Крушение империи. Хроники
Крушение империи. Хроники

Полная версия

Крушение империи. Хроники

Язык: Русский
Год издания: 2026
Добавлена:
Настройки чтения
Размер шрифта
Высота строк
Поля
На страницу:
1 из 6

Крушение империи

Хроники


Василий Попков

© Василий Попков, 2026


ISBN 978-5-0069-3662-1

Создано в интеллектуальной издательской системе Ridero

ПРОЛОГ

2026, Санкт-Петербург


«Перед смертью прадед сказал: «Бюро. Двойное дно. Не верь отречению».

Он умер в среду, в пять часов семнадцать минут пополудни, и никто этого не заметил.

Собственно, прадед умер за одиннадцать лет до того, как я родился, – а значит, не мог мне ничего сказать. Фраза досталась по эстафете: прадед – бабушке, бабушка – моей матери, мать – мне, в конверте из плотной кремовой бумаги, заклеенном сургучом с оттиском «А.К.-К.».

В конверте не было ничего, кроме этой фразы.

Сургучная печать изображала двуглавого орла. Не советского, не современного, не герба Временного правительства – именно имперского, с опущенными крыльями, каким его ставили на полевых телеграммах Ставки в пятнадцатом-семнадцатом. Я проверил.

Двадцать лет конверт лежал в моём столе, и двадцать лет я не знал, что с ним делать. Расшифровывать? Расследовать? Сжечь? В конце концов, у меня была диссертация по экономической истории Северо-Запада, две монографии о железнодорожных тарифах при Александре Третьем и абсолютно спокойная жизнь без фамильных тайн.

Я вышел из квартиры и стал спускаться по лестнице, но на площадке первого этажа остановился.

На стене, рядом с почтовыми ящиками, висело старое зеркало в облупившейся раме. Я посмотрел в него – и на секунду мне показалось, что из темноты на меня смотрит не моё лицо.

Другое.

С усами, с погонами, с глазами, видевшими императорский поезд в ночь со второго на третье марта.

Я моргнул.

В зеркале был я.

Вышел на улицу. Хлопнула дверь.

В Петербурге начиналась осень.

ГЛАВА 1. Инвентарная опись

2026. Санкт-Петербург, Петроградская сторона


Ключ повернулся в замке с таким скрежетом, будто отпирали не дверь, а склеп.

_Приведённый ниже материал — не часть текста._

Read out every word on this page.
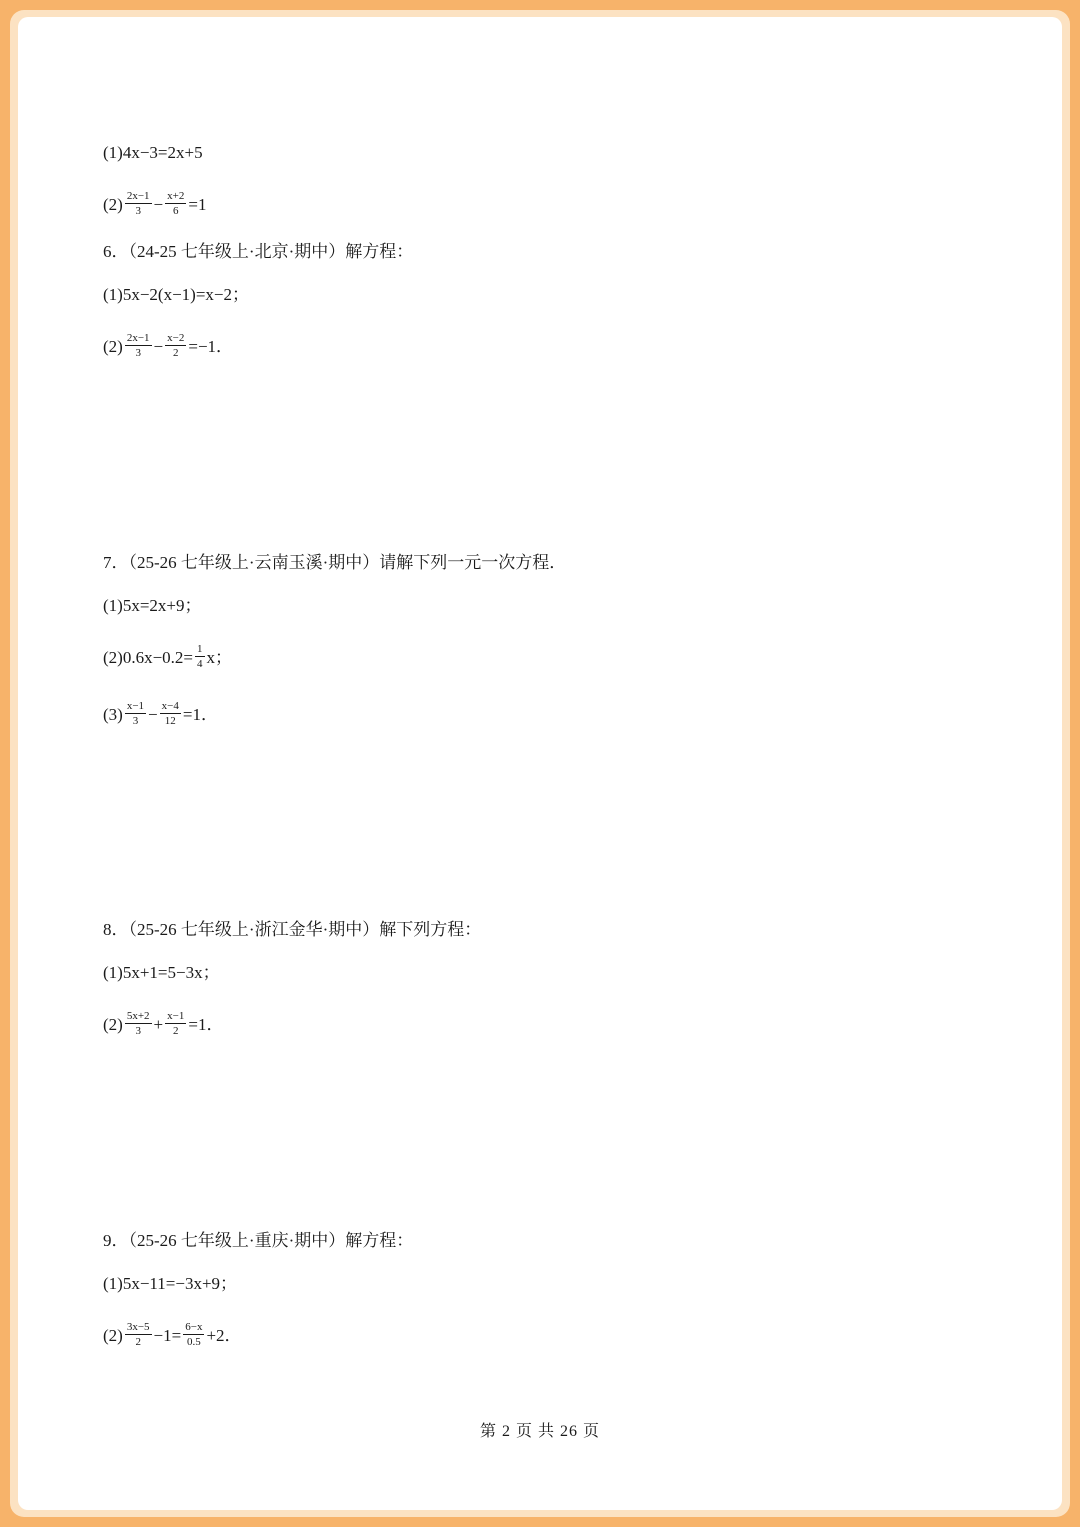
(1)4x−3=2x+5
$(2) \frac{2x-1}{3} - \frac{x+2}{6} =1$
6．（24-25 七年级上·北京·期中）解方程：
(1)5x−2(x−1)=x−2；
$(2) \frac{2x-1}{3} - \frac{x-2}{2} =-1$．
7．（25-26 七年级上·云南玉溪·期中）请解下列一元一次方程．
(1)5x=2x+9；
$(2)0.6x-0.2= \frac{1}{4}$ x；
$(3) \frac{x-1}{3} - \frac{x-4}{12} =1$．
8．（25-26 七年级上·浙江金华·期中）解下列方程：
(1)5x+1=5−3x；
$(2) \frac{5x+2}{3} + \frac{x-1}{2} =1$．
9．（25-26 七年级上·重庆·期中）解方程：
(1)5x−11=−3x+9；
$(2) \frac{3x-5}{2} -1= \frac{6-x}{0.5} +2$．
第 2 页 共 26 页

Михаил Александрович Кузьмин-Караваев, сорока двух лет от роду, доктор исторических наук, автор двух монографий по экономической политике Александра Третьего и человек, никогда не веривший в фамильные проклятия, переступил порог квартиры, в которой никто не жил сорок лет.

И остановился.

Запах ударил в лицо – не спёртый, не затхлый, каким должен пахнуть долго запертый воздух. Нет. Это был запах присутствия. Нафталин, да. Старая бумага, да. Полированное дерево, разогретое солнцем сквозь пыльные стёкла, – да. Но ещё – табак. И одеколон. И что-то сладковато-горькое, неуловимое, похожее на ладан или на сохнущие чернила.

Табака здесь никто не курил с 1970-х. Одеколона – с 1940-х. Чернил – с 1917-го.

Михаил поставил портфель на пол и не сразу разжал пальцы, побелевшие на ручке.

Прихожая была маленькая, квадратная, с потемневшим зеркалом в тяжёлой дубовой раме и вешалкой, на которой не висело ни одного пальто. Только крючки – чугунные, литые, с завитками, какие ставили в доходных домах до революции. На одном крючке держалась соломенная шляпа. Не женская, не мужская, а какая-то ничья – выцветшая, выгоревшая до бежевости, с полями, опущенными, как усталые плечи.

Михаил снял её, повертел в руках. Внутри, на потёртой ленте, ещё можно было разобрать тиснение золотом: «Братья Бриллиантовы. Москва, Кузнецкий Мост».

Он положил шляпу на тумбочку. Снял пальто, повесил на тот же крючок. Вошёл в комнату.

Солнце било прямо в окно, и в его лучах танцевала пыль – миллионы микроскопических частиц, поднятых его шагами, его дыханием, его присутствием. Пыль здесь была особенная. Не та серая, городская, что оседает на подоконниках за три дня. Эта пыль лежала слоями, пластами, геологическими эпохами – и каждый слой, наверное, можно было датировать с точностью до десятилетия.

1930-е – толчёная штукатурка и газетная зола. 1940-е – тончайшая сажа блокадных печек-буржуек. 1950-е – мельчайшие волокна дешёвой шерсти от бабушкиных платьев. 1960-е – сигаретный пепел и высохшие лепестки гвоздик. 1970-е – полиэтиленовая крошка и синтетика. 1980-е – дальше пыли почти нет, потому что бабушка переехала к ним на Василеостровскую, а здесь только изредка открывали окна, проветривали, вытирали полки наспех – и уходили.

А самый нижний слой, на самом дне, на полу, в углах, под плинтусами, – та пыль, что лежала здесь с августа 1917-го, когда полковник Кузьмин-Караваев в последний раз закрыл за собой дверь, уезжая в Могилёв, откуда не вернулся никогда.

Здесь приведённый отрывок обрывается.